Moses are a band hanging onto the coattails of poignancy in the most sincere way. Their music is brooding, heartfelt, and full-bloodied, directed towards the stars and hope. Almost dreamy, the band’s sound is a complex melting pot, with brazen guitars at the forefront, resounding vocal work and intelligent lyrics. These lyrics have been cut from a purposeful mind, a mindset dumbfounded by its creative spark.
Almost Everything Is Bullshit is the next chapter for Moses, an album of guile and drastic dreams. It’s also loud at points, subtle in parts, and not overly polished. And when it starts it crawls like an insect into the under-skin of your thoughts, beating down the barriers that hold your inhibitions. Not only does it make the hairs stand up, it conjures up snapshots of times when life never felt so draining.
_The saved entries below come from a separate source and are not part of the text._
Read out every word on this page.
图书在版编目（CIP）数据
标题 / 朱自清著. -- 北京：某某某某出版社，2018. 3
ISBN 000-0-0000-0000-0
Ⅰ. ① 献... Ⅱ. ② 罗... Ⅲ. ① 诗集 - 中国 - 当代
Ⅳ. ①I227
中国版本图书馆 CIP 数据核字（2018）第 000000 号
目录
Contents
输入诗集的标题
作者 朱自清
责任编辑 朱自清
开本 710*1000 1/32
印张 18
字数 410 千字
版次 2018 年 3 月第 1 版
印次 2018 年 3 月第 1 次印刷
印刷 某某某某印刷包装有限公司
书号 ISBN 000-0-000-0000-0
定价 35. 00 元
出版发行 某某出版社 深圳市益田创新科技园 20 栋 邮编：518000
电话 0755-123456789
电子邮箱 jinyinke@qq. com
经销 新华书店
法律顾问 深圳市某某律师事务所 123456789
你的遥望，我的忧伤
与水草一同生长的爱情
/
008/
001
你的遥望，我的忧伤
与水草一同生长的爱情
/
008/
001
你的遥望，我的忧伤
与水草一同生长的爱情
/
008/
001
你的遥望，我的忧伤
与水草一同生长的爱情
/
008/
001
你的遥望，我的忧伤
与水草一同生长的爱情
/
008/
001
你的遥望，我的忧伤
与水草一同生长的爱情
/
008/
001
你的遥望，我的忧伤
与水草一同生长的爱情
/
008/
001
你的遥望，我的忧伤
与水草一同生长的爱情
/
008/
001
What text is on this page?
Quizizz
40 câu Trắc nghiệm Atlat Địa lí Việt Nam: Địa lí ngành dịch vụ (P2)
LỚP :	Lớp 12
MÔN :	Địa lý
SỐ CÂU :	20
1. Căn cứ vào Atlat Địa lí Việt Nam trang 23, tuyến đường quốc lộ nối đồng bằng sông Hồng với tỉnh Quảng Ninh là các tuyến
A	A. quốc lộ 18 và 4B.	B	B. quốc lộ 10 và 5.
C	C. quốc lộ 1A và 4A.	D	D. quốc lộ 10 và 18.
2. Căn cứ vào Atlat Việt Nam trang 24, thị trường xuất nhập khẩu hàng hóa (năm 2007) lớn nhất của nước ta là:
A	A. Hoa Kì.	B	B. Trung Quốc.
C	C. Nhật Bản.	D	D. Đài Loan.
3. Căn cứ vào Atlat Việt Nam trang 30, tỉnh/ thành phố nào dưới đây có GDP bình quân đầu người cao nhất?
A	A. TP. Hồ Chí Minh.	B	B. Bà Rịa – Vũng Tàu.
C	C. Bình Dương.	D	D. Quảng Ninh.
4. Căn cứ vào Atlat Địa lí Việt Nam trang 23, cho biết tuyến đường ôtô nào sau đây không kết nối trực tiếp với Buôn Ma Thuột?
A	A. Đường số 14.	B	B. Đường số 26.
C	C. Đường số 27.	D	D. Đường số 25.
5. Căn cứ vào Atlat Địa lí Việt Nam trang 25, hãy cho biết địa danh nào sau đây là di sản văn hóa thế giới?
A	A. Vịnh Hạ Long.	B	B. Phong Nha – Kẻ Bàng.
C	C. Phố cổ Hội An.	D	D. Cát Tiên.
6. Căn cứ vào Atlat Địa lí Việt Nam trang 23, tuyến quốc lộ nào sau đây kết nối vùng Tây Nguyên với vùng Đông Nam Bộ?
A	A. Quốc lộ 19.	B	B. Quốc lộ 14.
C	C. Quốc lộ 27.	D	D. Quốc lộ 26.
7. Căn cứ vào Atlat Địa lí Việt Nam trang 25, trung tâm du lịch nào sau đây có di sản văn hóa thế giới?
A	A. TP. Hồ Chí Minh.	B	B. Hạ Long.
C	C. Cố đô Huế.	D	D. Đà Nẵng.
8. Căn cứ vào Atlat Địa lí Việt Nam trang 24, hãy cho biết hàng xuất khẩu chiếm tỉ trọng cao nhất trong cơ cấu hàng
Sapping us of joy isn’t on the cards, although there are pessimistic moments drilled into this collection of songs. Moments when raucousness is nullified, when all happiness seems to be placed aside by the hand that dealt. Over the course of Almost Everything Is Bullshit, jubilation soars and then descends into dust, but we need infusions of sullenness to counteract.
And melody fondles with those lurid guitar strokes. More so than not, there are slower embraces here. Songs of justice and love, or love being smashed to pieces by sharp and disgusting words. Words are everywhere on this release, they’re significant and crafted to tell tales of unrest in the world and what’s occurring close to home.
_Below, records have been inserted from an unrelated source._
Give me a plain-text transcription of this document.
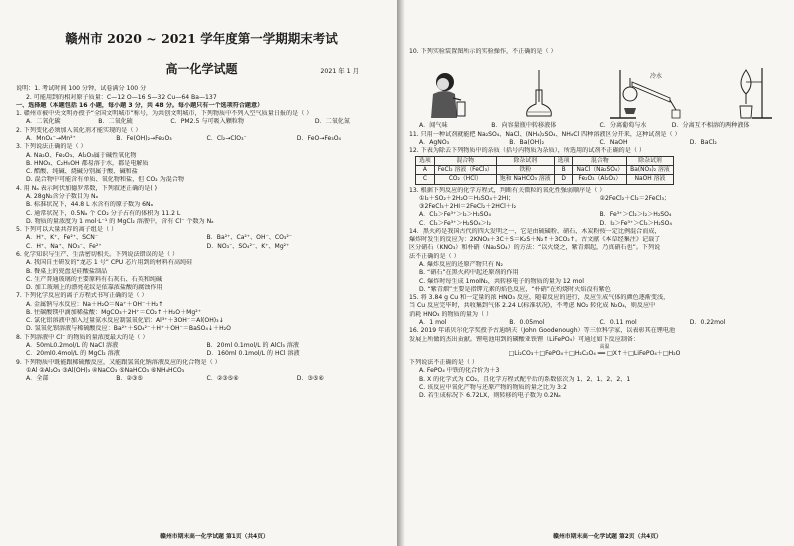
赣州市 2020 ~ 2021 学年度第一学期期末考试
高一化学试题	2021 年 1 月

说明：1. 考试时间 100 分钟，试卷满分 100 分

2. 可能用到的相对原子质量：C—12 O—16 S—32 Cu—64 Ba—137

一、选择题（本题包括 16 小题，每小题 3 分，共 48 分。每小题只有一个选项符合题意）

1. 赣州市被中央文明办授予“全国文明城市”称号，为共创文明城市，下列物质中不列入空气质量日报的是（ ）

A．二氧化碳	B．二氧化硫	C．PM2.5 与可吸入颗粒物	D．二氧化氮

2. 下列变化必须加入氧化剂才能实现的是（ ）

A．MnO₄⁻→Mn²⁺	B．Fe(OH)₂→Fe₂O₃	C．Cl₂→ClO₃⁻	D．FeO→Fe₃O₄

3. 下列说法正确的是（ ）

A. Na₂O、Fe₂O₃、Al₂O₃属于碱性氧化物

B. HNO₃、C₂H₅OH 都易溶于水，都是电解质

C. 醋酸、纯碱、烧碱分别属于酸、碱和盐

D. 混合物中可能含有单质、氧化物和盐，但 CO₂ 为混合物

4. 用 Nₐ 表示阿伏加德罗常数，下列叙述正确的是( )

A. 28gN₂含分子数目为 Nₐ

B. 标准状况下，44.8 L 水含有的原子数为 6Nₐ

C. 通常状况下，0.5Nₐ 个 CO₂ 分子占有的体积为 11.2 L

D. 物质的量浓度为 1 mol·L⁻¹ 的 MgCl₂ 溶液中，含有 Cl⁻ 个数为 Nₐ

5. 下列可以大量共存的离子组是（ ）

A．H⁺、K⁺、Fe²⁺、SCN⁻	B．Ba²⁺、Ca²⁺、OH⁻、CO₃²⁻
C．H⁺、Na⁺、NO₃⁻、Fe²⁺	D．NO₃⁻、SO₄²⁻、K⁺、Mg²⁺

6. 化学知识与生产、生活密切相关。下列说法错误的是（ ）

A. 我国自主研发的“龙芯 1 号” CPU 芯片用到的材料有高纯硅

B. 餐桌上的瓷盘是硅酸盐制品

C. 生产普通玻璃的主要原料有石灰石、石英和纯碱

D. 加工玻璃上的漂亮花纹是依靠浓盐酸的腐蚀作用

7. 下列化学反应的离子方程式书写正确的是（ ）

A. 金属钠与水反应：Na＋H₂O＝Na⁺＋OH⁻＋H₂↑

B. 往碳酸镁中滴加稀盐酸：MgCO₃＋2H⁺＝CO₂↑＋H₂O＋Mg²⁺

C. 氯化铝溶液中加入过量氨水反应制氢氧化铝：Al³⁺＋3OH⁻＝Al(OH)₃↓

D. 氢氧化钡溶液与稀硫酸反应：Ba²⁺＋SO₄²⁻＋H⁺＋OH⁻＝BaSO₄↓＋H₂O

8. 下列溶液中 Cl⁻ 的物质的量浓度最大的是（ ）

A．50mL0.2mol/L 的 NaCl 溶液	B．20ml 0.1mol/L 的 AlCl₃ 溶液
C．20ml0.4mol/L 的 MgCl₂ 溶液	D．160ml 0.1mol/L 的 HCl 溶液

9. 下列物质中既能跟稀硫酸反应，又能跟氢氧化钠溶液反应的化合物是（ ）

①Al ②Al₂O₃ ③Al(OH)₃ ④NaCO₃ ⑤NaHCO₃ ⑥NH₄HCO₃

A．全部	B．②③⑤	C．②③⑤⑥	D．③⑤⑥
赣州市期末高一化学试题 第1页（共4页）

10. 下列实验装置图所示的实验操作，不正确的是（ ）

冷水
A．闻气味	B．向容量瓶中转移液体	C．分离葡萄与水	D．分离互不相溶的两种液体

11. 只用一种试剂就能把 Na₂SO₄、NaCl、(NH₄)₂SO₄、NH₄Cl 四种溶液区分开来，这种试剂是（ ）

A．AgNO₃	B．Ba(OH)₂	C．NaOH	D．BaCl₂

12. 下表为除去下列物质中的杂质（括号内物质为杂质），所选用的试剂不正确的是（ ）

选项	混合物	除杂试剂	选项	混合物	除杂试剂
A	FeCl₂ 溶液（FeCl₃）	铁粉	B	NaCl（Na₂SO₄）	Ba(NO₃)₂ 溶液
C	CO₂（HCl）	饱和 NaHCO₃ 溶液	D	Fe₂O₃（Al₂O₃）	NaOH 溶液

13. 根据下列反应的化学方程式，判断有关微粒的氧化性强弱顺序是（ ）

①I₂＋SO₂＋2H₂O＝H₂SO₄＋2HI；	②2FeCl₂＋Cl₂＝2FeCl₃；

③2FeCl₃＋2HI＝2FeCl₂＋2HCl＋I₂

A．Cl₂＞Fe³⁺＞I₂＞H₂SO₄	B．Fe³⁺＞Cl₂＞I₂＞H₂SO₄
C．Cl₂＞Fe³⁺＞H₂SO₄＞I₂	D．I₂＞Fe³⁺＞Cl₂＞H₂SO₄

14．黑火药是我国古代的四大发明之一，它是由硫磺粉、硝石、木炭粉按一定比例混合而成，

爆炸时发生的反应为：2KNO₃＋3C＋S＝K₂S＋N₂↑＋3CO₂↑。古文献《本草经集注》记载了

区分硝石（KNO₃）和朴硝（Na₂SO₄）的方法：“以火烧之，紫青烟起，乃真硝石也”。下列说

法不正确的是（ ）

A. 爆炸反应的还原产物只有 N₂

B. “硝石”在黑火药中起还原剂的作用

C. 爆炸时每生成 1molN₂，共转移电子的物质的量为 12 mol

D. “紫青烟”主要是指钾元素的焰色反应，“朴硝”在灼烧时火焰没有紫色

15. 将 3.84 g Cu 和一定量的浓 HNO₃ 反应，随着反应的进行，反应生成气体的颜色逐渐变浅，

当 Cu 反应完毕时，共收集到气体 2.24 L(标准状况)，不考虑 NO₂ 转化成 N₂O₄，则反应中

消耗 HNO₃ 的物质的量为（ ）

A．1 mol	B．0.05mol	C．0.11 mol	D．0.22mol

16. 2019 年诺贝尔化学奖授予古迪纳夫（John Goodenough）等三位科学家，以表彰其在锂电池

发展上所做的杰出贡献。锂电池用到的磷酸亚铁锂（LiFePO₄）可通过如下反应制备：

高温
□Li₂CO₃＋□FePO₄＋□H₂C₂O₄ ══ □X↑＋□LiFePO₄＋□H₂O

下列说法不正确的是（ ）

A. FePO₄ 中铁的化合价为＋3

B. X 的化学式为 CO₂，且化学方程式配平后的系数依次为 1、2、1、2、2、1

C. 该反应中氧化产物与还原产物的物质的量之比为 3:2

D. 若生成标况下 6.72LX，则转移的电子数为 0.2Nₐ

赣州市期末高一化学试题 第2页（共4页）
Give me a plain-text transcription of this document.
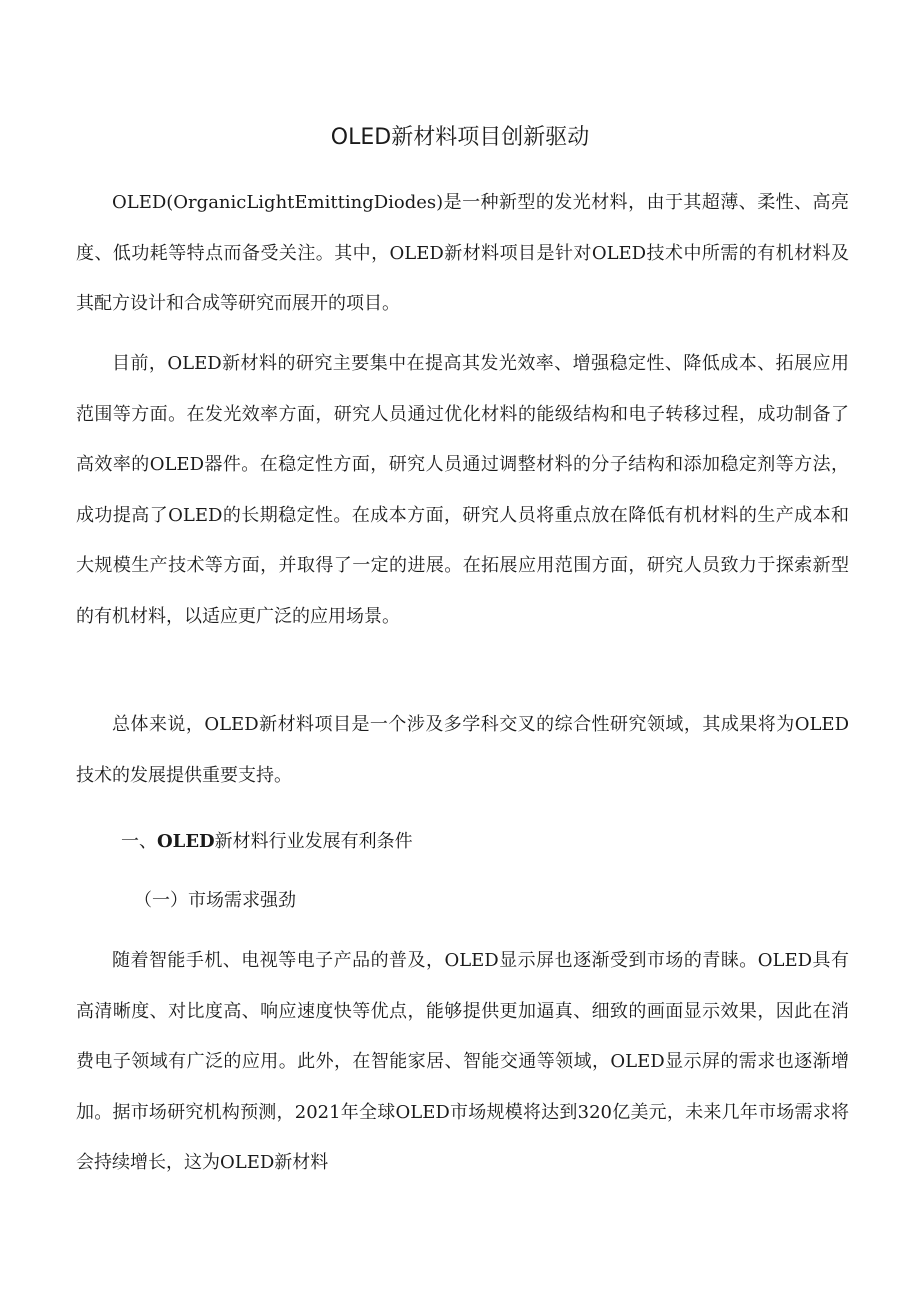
OLED新材料项目创新驱动

OLED(OrganicLightEmittingDiodes)是一种新型的发光材料，由于其超薄、柔性、高亮度、低功耗等特点而备受关注。其中，OLED新材料项目是针对OLED技术中所需的有机材料及其配方设计和合成等研究而展开的项目。

目前，OLED新材料的研究主要集中在提高其发光效率、增强稳定性、降低成本、拓展应用范围等方面。在发光效率方面，研究人员通过优化材料的能级结构和电子转移过程，成功制备了高效率的OLED器件。在稳定性方面，研究人员通过调整材料的分子结构和添加稳定剂等方法，成功提高了OLED的长期稳定性。在成本方面，研究人员将重点放在降低有机材料的生产成本和大规模生产技术等方面，并取得了一定的进展。在拓展应用范围方面，研究人员致力于探索新型的有机材料，以适应更广泛的应用场景。

总体来说，OLED新材料项目是一个涉及多学科交叉的综合性研究领域，其成果将为OLED技术的发展提供重要支持。

一、OLED新材料行业发展有利条件
（一）市场需求强劲

随着智能手机、电视等电子产品的普及，OLED显示屏也逐渐受到市场的青睐。OLED具有高清晰度、对比度高、响应速度快等优点，能够提供更加逼真、细致的画面显示效果，因此在消费电子领域有广泛的应用。此外，在智能家居、智能交通等领域，OLED显示屏的需求也逐渐增加。据市场研究机构预测，2021年全球OLED市场规模将达到320亿美元，未来几年市场需求将会持续增长，这为OLED新材料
‘Cause You Got Me’ is a boisterous start. Instrumentally cohesive, it sparks fury. Vocally sound, it drags the listener into party mode. Lyrically, it conveys depressive moments. ‘Waiter’ is a softer carrier of some hope. That acoustic flair is infectious. The story goes like this: there’s a man waiting tables and looking for his estranged lust. She’s a piece of reason. ‘Joy’ begins with a solid riff. The chorus lingers, and the song becomes manic singalong. ‘Findings’ is yet another heart-puller. Acoustically driven, it tells the story of trying to dig deep for hope when struck by disbelief.
Moses design songs which alert the senses, songs bound in pessimistic notes. This doesn’t hinder their progression as a band to consider. Almost Everything Is Bullshit, tackles day-to day life, it also conveys times of misery and discontent. On the upside, the album has a purpose, and that’s a feat.